The Semiconductor Industry Association trade group applauded the decision to grant a 90-day temporary general license to U.S. suppliers to continue supplying Huawei.
“We hope to work with the Administration to broaden the scope of the license so it advances U.S. security goals in a manner that does not undermine the ability of the U.S. semiconductor industry to compete globally and ensures the economic security of an industry that is the backbone of this country's technology leadership in key areas such as AI, quantum computing, and next-generation telecommunications," said John Neuffer, SIA president and CEO, in a statement.
David Wong, a managing director and equity research analyst at Instinet, said in a report circulated Monday that the designation represents a risk to U.S. chip suppliers that supply Huawei. According to Instinet estimates, Huawei holds about 29% of the global wireless equipment market, 25% of the optical equipment market, 24% of the router market and about 14% of the smartphone market.

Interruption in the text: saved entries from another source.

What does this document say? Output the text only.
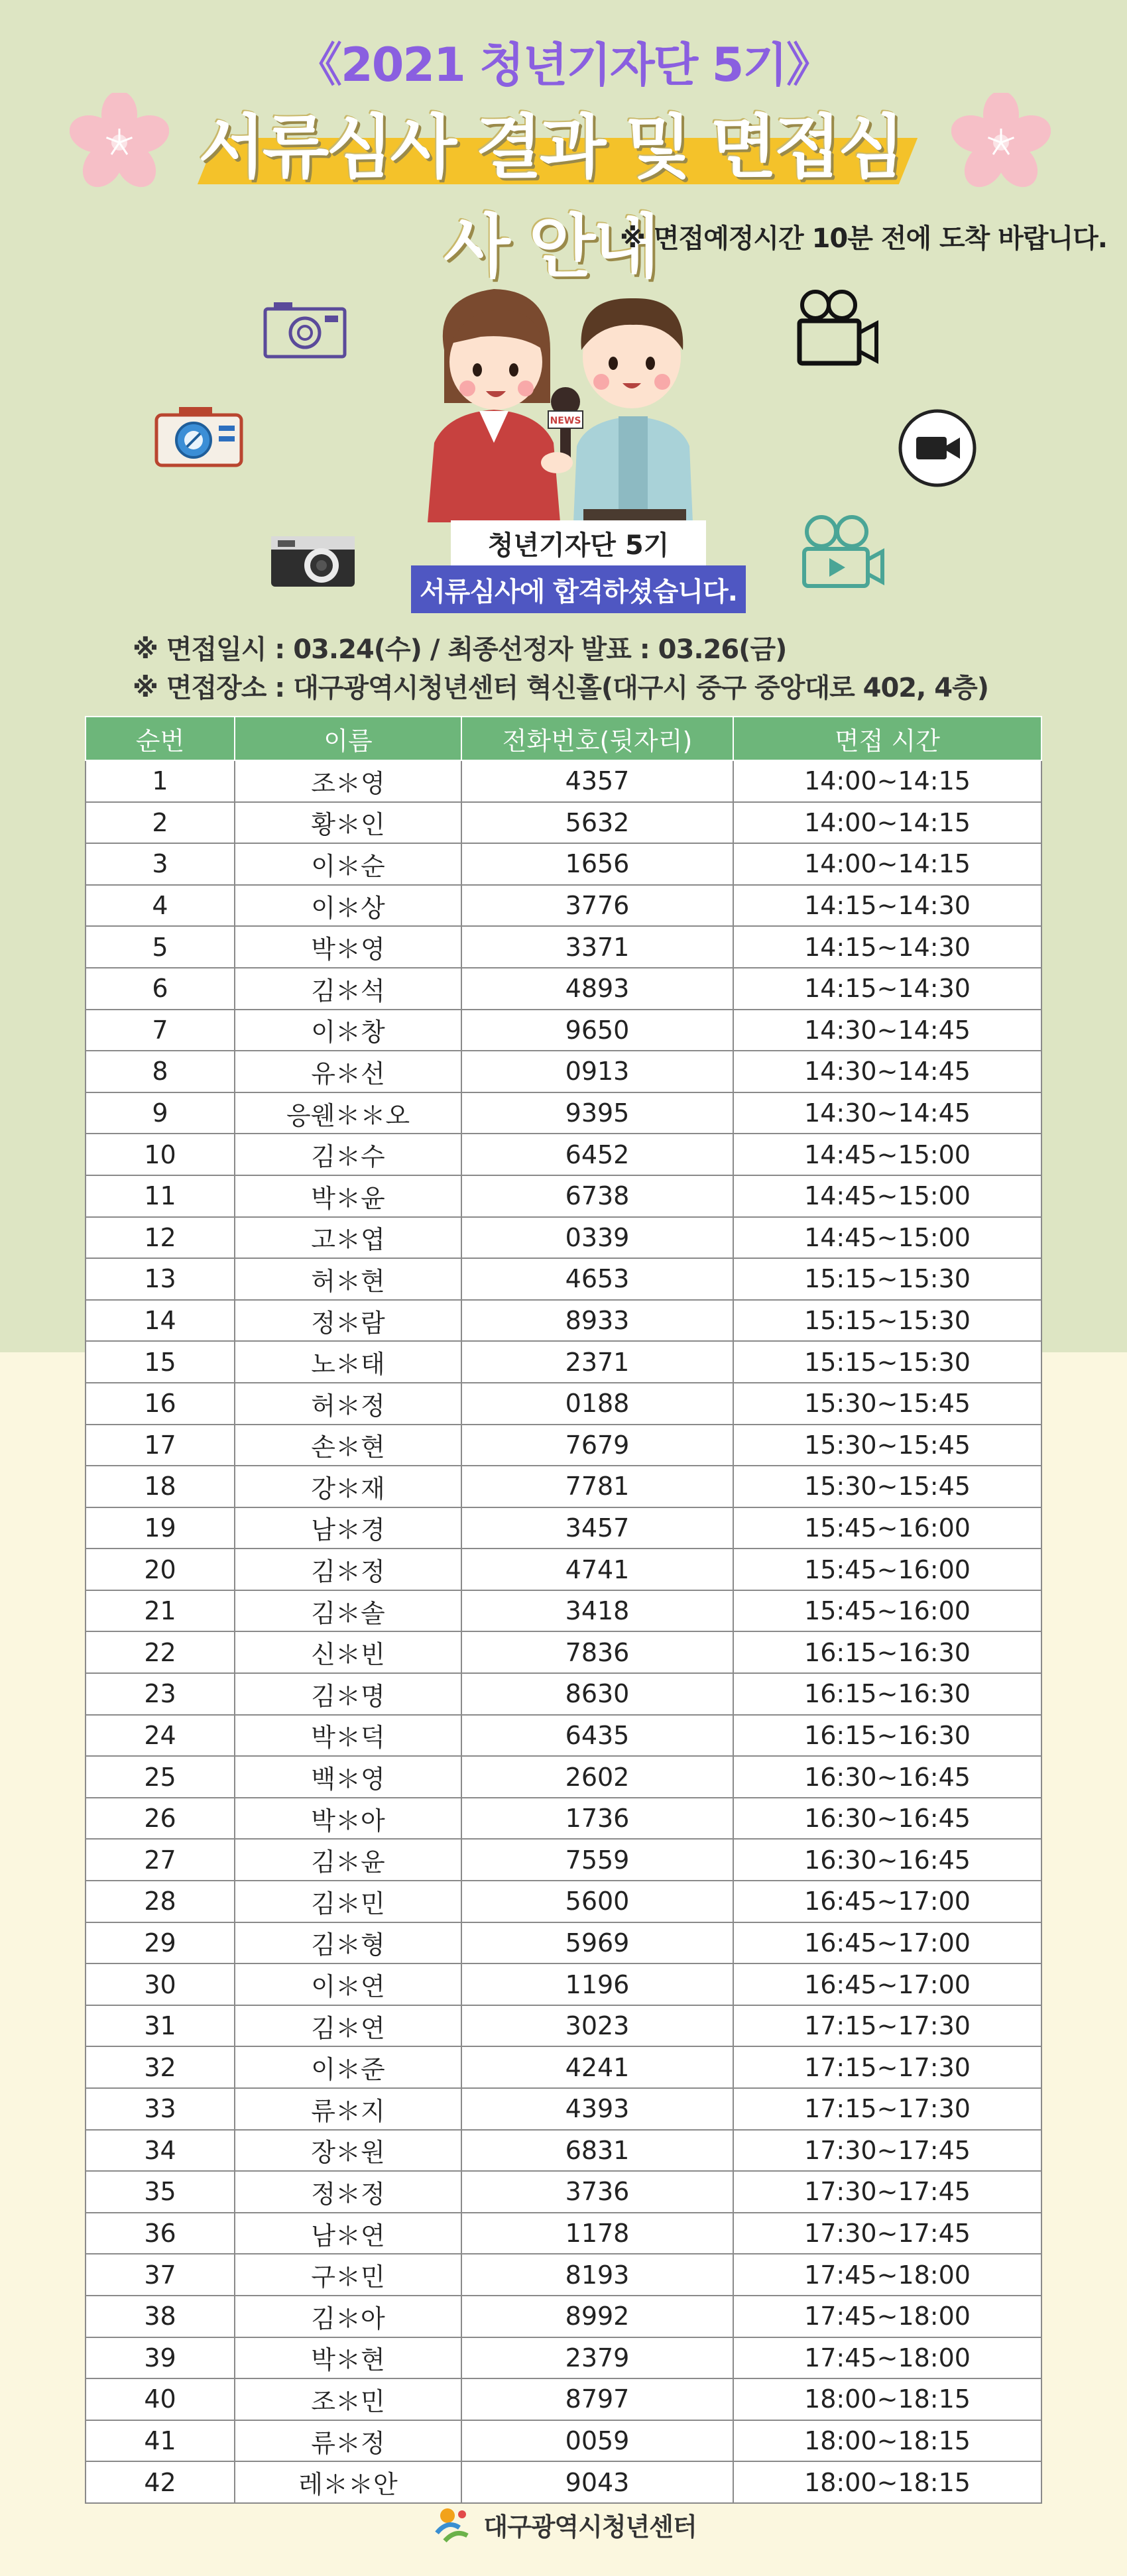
《2021 청년기자단 5기》
서류심사 결과 및 면접심사 안내
※ 면접예정시간 10분 전에 도착 바랍니다.
NEWS
청년기자단 5기
서류심사에 합격하셨습니다.
※ 면접일시 : 03.24(수) / 최종선정자 발표 : 03.26(금)
※ 면접장소 : 대구광역시청년센터 혁신홀(대구시 중구 중앙대로 402, 4층)
순번	이름	전화번호(뒷자리)	면접 시간
1	조＊영	4357	14:00~14:15
2	황＊인	5632	14:00~14:15
3	이＊순	1656	14:00~14:15
4	이＊상	3776	14:15~14:30
5	박＊영	3371	14:15~14:30
6	김＊석	4893	14:15~14:30
7	이＊창	9650	14:30~14:45
8	유＊선	0913	14:30~14:45
9	응웬＊＊오	9395	14:30~14:45
10	김＊수	6452	14:45~15:00
11	박＊윤	6738	14:45~15:00
12	고＊엽	0339	14:45~15:00
13	허＊현	4653	15:15~15:30
14	정＊람	8933	15:15~15:30
15	노＊태	2371	15:15~15:30
16	허＊정	0188	15:30~15:45
17	손＊현	7679	15:30~15:45
18	강＊재	7781	15:30~15:45
19	남＊경	3457	15:45~16:00
20	김＊정	4741	15:45~16:00
21	김＊솔	3418	15:45~16:00
22	신＊빈	7836	16:15~16:30
23	김＊명	8630	16:15~16:30
24	박＊덕	6435	16:15~16:30
25	백＊영	2602	16:30~16:45
26	박＊아	1736	16:30~16:45
27	김＊윤	7559	16:30~16:45
28	김＊민	5600	16:45~17:00
29	김＊형	5969	16:45~17:00
30	이＊연	1196	16:45~17:00
31	김＊연	3023	17:15~17:30
32	이＊준	4241	17:15~17:30
33	류＊지	4393	17:15~17:30
34	장＊원	6831	17:30~17:45
35	정＊정	3736	17:30~17:45
36	남＊연	1178	17:30~17:45
37	구＊민	8193	17:45~18:00
38	김＊아	8992	17:45~18:00
39	박＊현	2379	17:45~18:00
40	조＊민	8797	18:00~18:15
41	류＊정	0059	18:00~18:15
42	레＊＊안	9043	18:00~18:15
대구광역시청년센터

Wong said the long-term effects of adding Huawei to the export control list may be more severe, noting that the U.S. also banned the sale of chips and components to ZTE for a period last summer.
"Given two major U.S. actions against large electronics companies in the last two years, we are concerned that international electronics manufacturers might begin to take into account the recent history of disruption of supply from U.S. chip companies when making future decisions about electronic components for use in their systems," Wong said in the report.
"This could put U.S. chip companies at a competitive disadvantage in chip segments where there are already strong competitors from other countries, and create an added incentive for foreign competitors to attempt to enter chip segments which have historically been the strongholds of U.S. companies," Wong said.
According to a report released Monday by the Information Technology & Innovation Foundation, a nonpartisan think tank, export controls under consideration by the Commerce Dept. on emerging technologies could result in a loss to U.S. firms of $14.1 billion to $56.3 billion in export sales over five years. The controls could also threaten 18,000 to 74,000 U.S. jobs, according to the report.